Though Jack has divorced himself from society and withdrawn from the system, he doesn't actually believe that secret government agencies are out to get him, or that aliens are abducting people for their own nefarious purposes, or even that the End Times are nigh and the Antichrist walks among us. But Melanie Ehler dealt with groups that believe all of that, and more, and she was working on the greatest conspiracy theory of them all when she disappeared. She believed she had found the Grand Unification Theory of conspiracies; the one theory that explained everything from the men in black to the Antichrist, from alien implants to the 666 chip supposed to turn the faithful into soldiers for Satan during Armageddon.
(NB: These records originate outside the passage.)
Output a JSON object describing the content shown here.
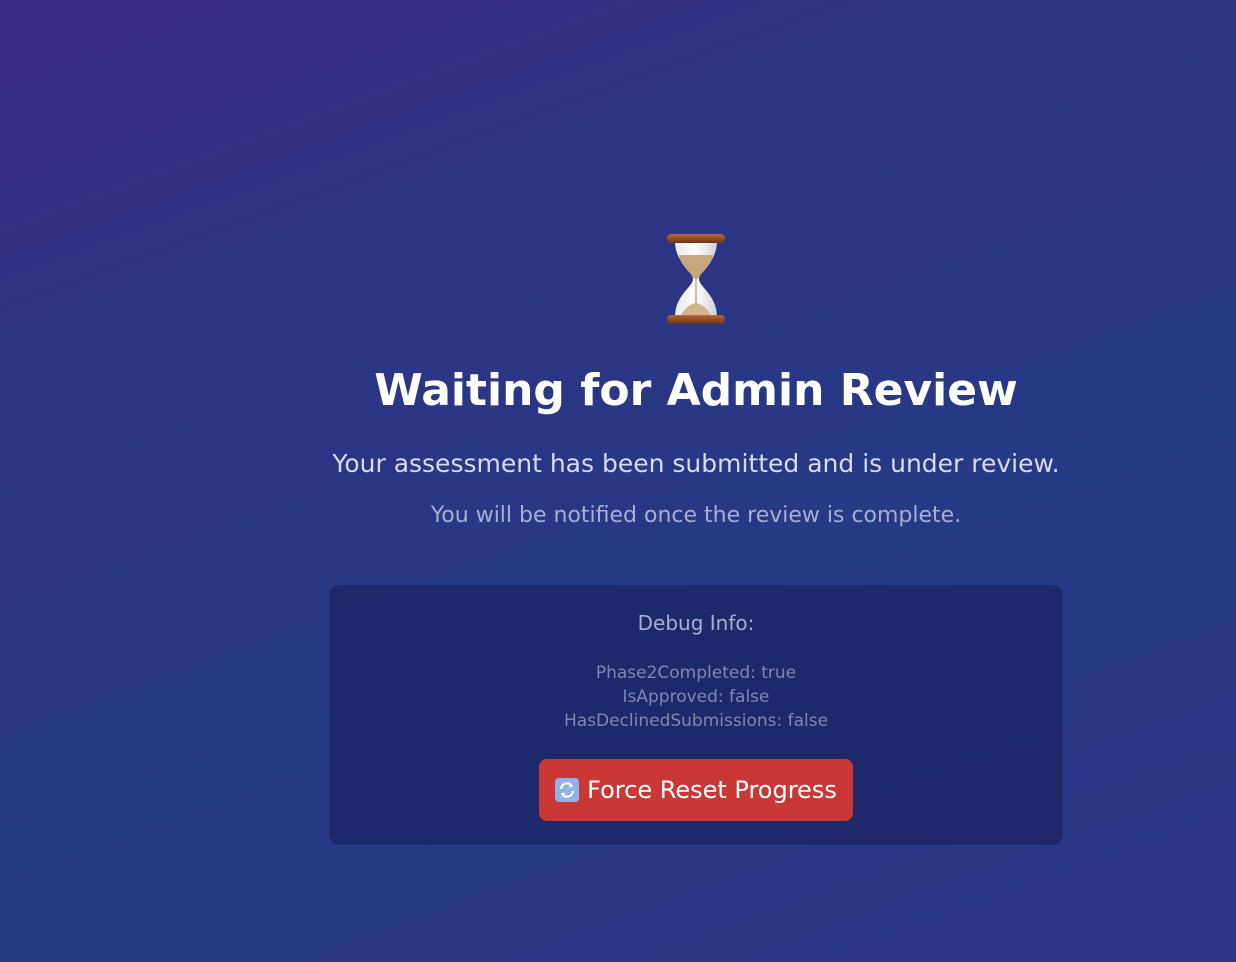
{
  "status": {
    "icon": "hourglass-icon",
    "title": "Waiting for Admin Review",
    "subtitle": "Your assessment has been submitted and is under review.",
    "note": "You will be notified once the review is complete."
  },
  "debug": {
    "title": "Debug Info:",
    "lines": [
      "Phase2Completed: true",
      "IsApproved: false",
      "HasDeclinedSubmissions: false"
    ]
  },
  "reset_button": {
    "icon": "refresh-icon",
    "label": "Force Reset Progress"
  },
  "colors": {
    "background": "#2e3483",
    "button": "#c93837",
    "title": "#ffffff"
  }
}
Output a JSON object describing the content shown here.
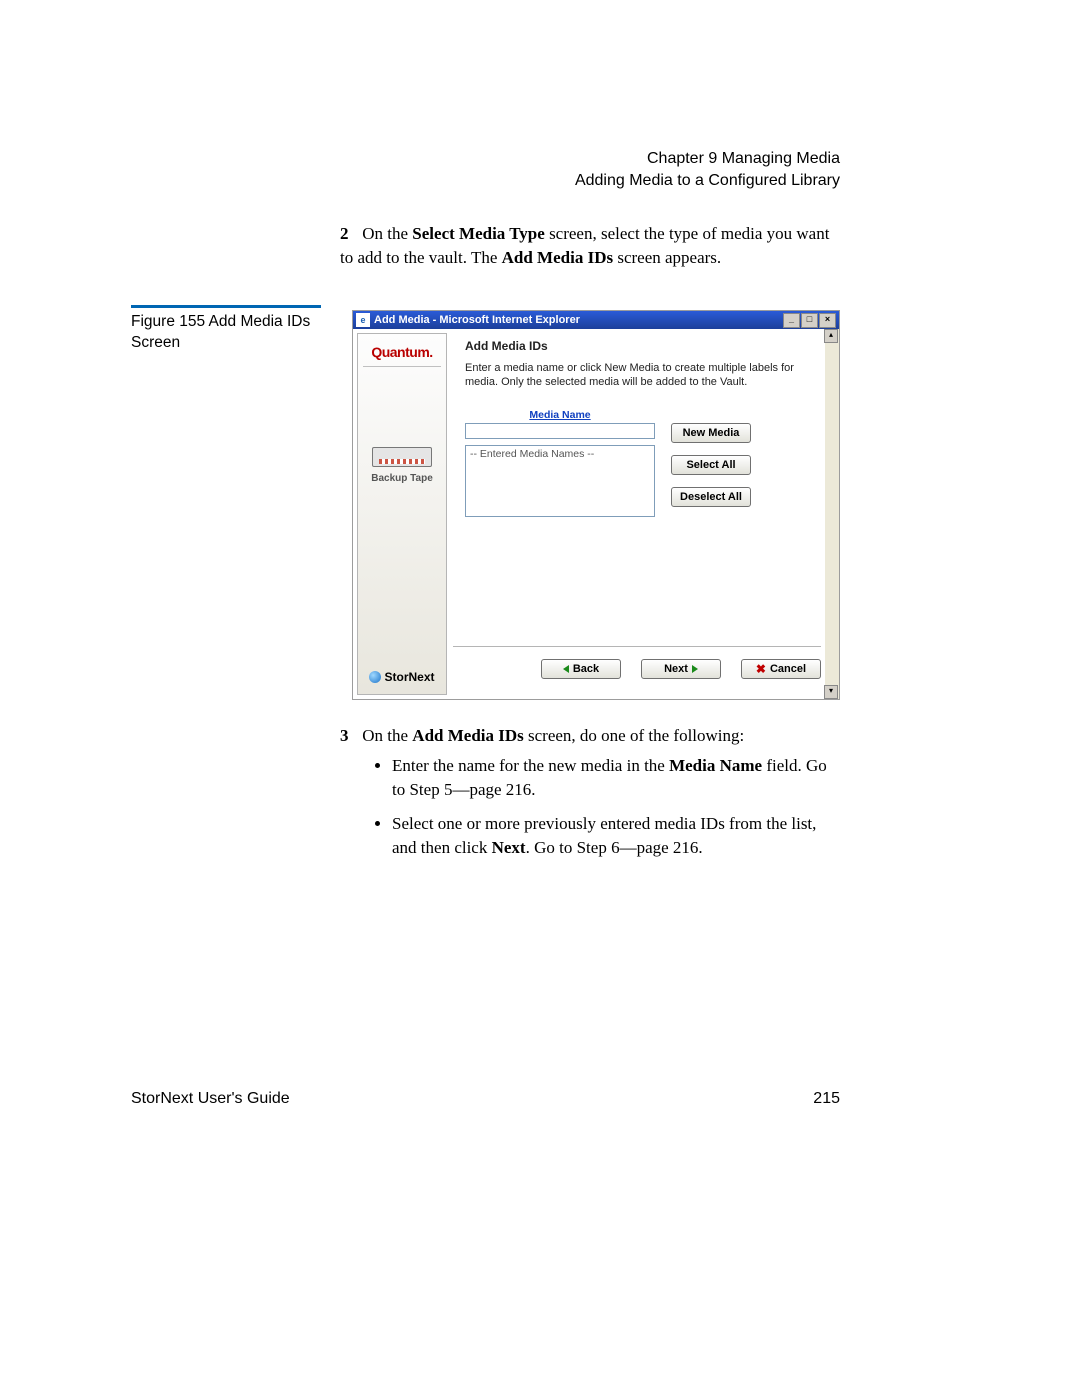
{
  "header": {
    "chapter": "Chapter 9  Managing Media",
    "section": "Adding Media to a Configured Library"
  },
  "step2": {
    "num": "2",
    "text_pre": "On the ",
    "bold1": "Select Media Type",
    "text_mid": " screen, select the type of media you want to add to the vault. The ",
    "bold2": "Add Media IDs",
    "text_post": " screen appears."
  },
  "figure_caption": "Figure 155  Add Media IDs Screen",
  "window": {
    "title": "Add Media - Microsoft Internet Explorer",
    "min": "_",
    "max": "□",
    "close": "×",
    "sidebar": {
      "brand": "Quantum.",
      "tape_label": "Backup Tape",
      "product": "StorNext"
    },
    "panel": {
      "heading": "Add Media IDs",
      "instructions": "Enter a media name or click New Media to create multiple labels for media. Only the selected media will be added to the Vault.",
      "media_name_label": "Media Name",
      "list_placeholder": "-- Entered Media Names --",
      "buttons": {
        "new_media": "New Media",
        "select_all": "Select All",
        "deselect_all": "Deselect All"
      }
    },
    "footer": {
      "back": "Back",
      "next": "Next",
      "cancel": "Cancel"
    }
  },
  "step3": {
    "num": "3",
    "lead_pre": "On the ",
    "lead_bold": "Add Media IDs",
    "lead_post": " screen, do one of the following:",
    "bullet1_pre": "Enter the name for the new media in the ",
    "bullet1_bold": "Media Name",
    "bullet1_post": " field. Go to Step 5—page 216.",
    "bullet2_pre": "Select one or more previously entered media IDs from the list, and then click ",
    "bullet2_bold": "Next",
    "bullet2_post": ". Go to Step 6—page 216."
  },
  "footer": {
    "guide": "StorNext User's Guide",
    "page": "215"
  }
}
To find her, Jack must immerse himself in these paranoid delusions, and mingle with members of the most exclusive organization of conspiracy theorists around, the Society for the Exposure of Secret Organizations and Unacknowledged Phenomena (SESOUP).

The deeper Jack goes, the stranger things get. The founder of SESOUP, Sal Roma, somehow knows about the claw scars across Jacks chest and exactly what made them. Nightmares about the rakoshi plague Jack during his stay at the SESOUP conference, and are followed by the appearance of strange crates in his hotel room. And while working on a second case involving a brutal wife-beater and the co-dependent woman he married, Jack starts to suspect he's being followed. Either paranoia is contagious, or the nutcases he's dealing with might not be so crazy after all....

In Conspiracies, F. Paul Wilson brings Repairman Jack back to the familiar ground of supernatural horror. He also begins weaving the tangled threads that irrevocably tie the series in with the books of the Adversary Cycle and link Jack with the entity known as the Otherness, completely alien to our reality and desperate to take it over. Throughout the novel, Jack remains lost and confused by a world he thought he knew, a world that might well be controlled by any or all of the conspiracies he learns about. His own paranoia about becoming part of the system seems mild indeed compared to insanity he finds within SESOUP.

As in the other novels in the series, the focus remains on the characters, but without detracting from the action. Jack is again Everyman, faced with forces at work in the world that defy comprehension. He must scramble to protect those he loves, Gia and Vicky, from his work, and realizes more and more the price they pay for the kind of life he leads. The various conspiracy nuts are well written and fleshed out as well, and it's very entertaining to watch Jack play their paranoid delusions off one another as he tries to seek out the truth.

So head to your library or bookstore and grab a copy of Conspiracies today. If you think you know what forces drive our world today, you're in for an eye-opening experience. Close the blinds, lock the doors, and above all, watch the skies.


Sources:
Wilson, F. Paul. Conspiracies. Tom Doherty Associates. 2000.